Dieci pazienti diagnosticati con carcinoma rinofaringeo avanzato hanno partecipato allo studio - questi pazienti egualmente hanno verificato il positivo a Virus di Epstein-Barr, un membro della famiglia di herpes responsabile “della malattia baciante„ (mononucleosi) e comunemente si sono associati con i tumori di questo cancro.

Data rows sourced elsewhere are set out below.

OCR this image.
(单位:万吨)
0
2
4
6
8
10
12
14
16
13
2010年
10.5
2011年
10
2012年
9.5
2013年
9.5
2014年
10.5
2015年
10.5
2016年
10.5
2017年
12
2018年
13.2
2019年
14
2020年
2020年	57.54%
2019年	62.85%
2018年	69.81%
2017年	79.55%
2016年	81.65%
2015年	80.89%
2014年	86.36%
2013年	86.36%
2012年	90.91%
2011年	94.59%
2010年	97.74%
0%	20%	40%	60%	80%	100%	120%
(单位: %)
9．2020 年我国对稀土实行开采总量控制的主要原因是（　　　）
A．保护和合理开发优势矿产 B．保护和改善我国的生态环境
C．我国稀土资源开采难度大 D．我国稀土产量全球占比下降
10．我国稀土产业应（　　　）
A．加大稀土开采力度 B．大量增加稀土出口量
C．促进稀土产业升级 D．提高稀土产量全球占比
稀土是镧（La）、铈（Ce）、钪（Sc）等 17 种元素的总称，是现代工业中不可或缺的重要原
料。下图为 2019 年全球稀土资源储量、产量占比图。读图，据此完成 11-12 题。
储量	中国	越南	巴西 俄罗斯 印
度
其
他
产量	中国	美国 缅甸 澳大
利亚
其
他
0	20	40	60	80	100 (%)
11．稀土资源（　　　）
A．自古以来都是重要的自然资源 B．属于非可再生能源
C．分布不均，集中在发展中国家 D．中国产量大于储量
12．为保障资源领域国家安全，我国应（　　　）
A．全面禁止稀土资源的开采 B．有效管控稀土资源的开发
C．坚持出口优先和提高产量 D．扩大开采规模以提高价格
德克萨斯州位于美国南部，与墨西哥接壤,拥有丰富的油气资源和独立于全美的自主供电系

I Pazienti sono stati dati le dosi endovenose delle celle di T specializzate che specificamente hanno mirato agli antigeni prodotti dal Virus di Epstein-Barr. Sviluppato dai ricercatori dal Centro per la Cella e la Terapia Genica all'Istituto Universitario di Baylor di Medicina, dall'Ospedale Metodista a Houston e dall'Ospedale Pediatrico del Texas, queste celle di T sono state create facendo uso del proprio sangue del paziente per riconoscere gli antigeni e per distruggere le celle cancerogene che harboring il virus. Il trattamento è stato tollerato bene in tutto solo un paziente, che ha avuto gonfiamento facciale preesistente che è aumentato dopo l'infusione.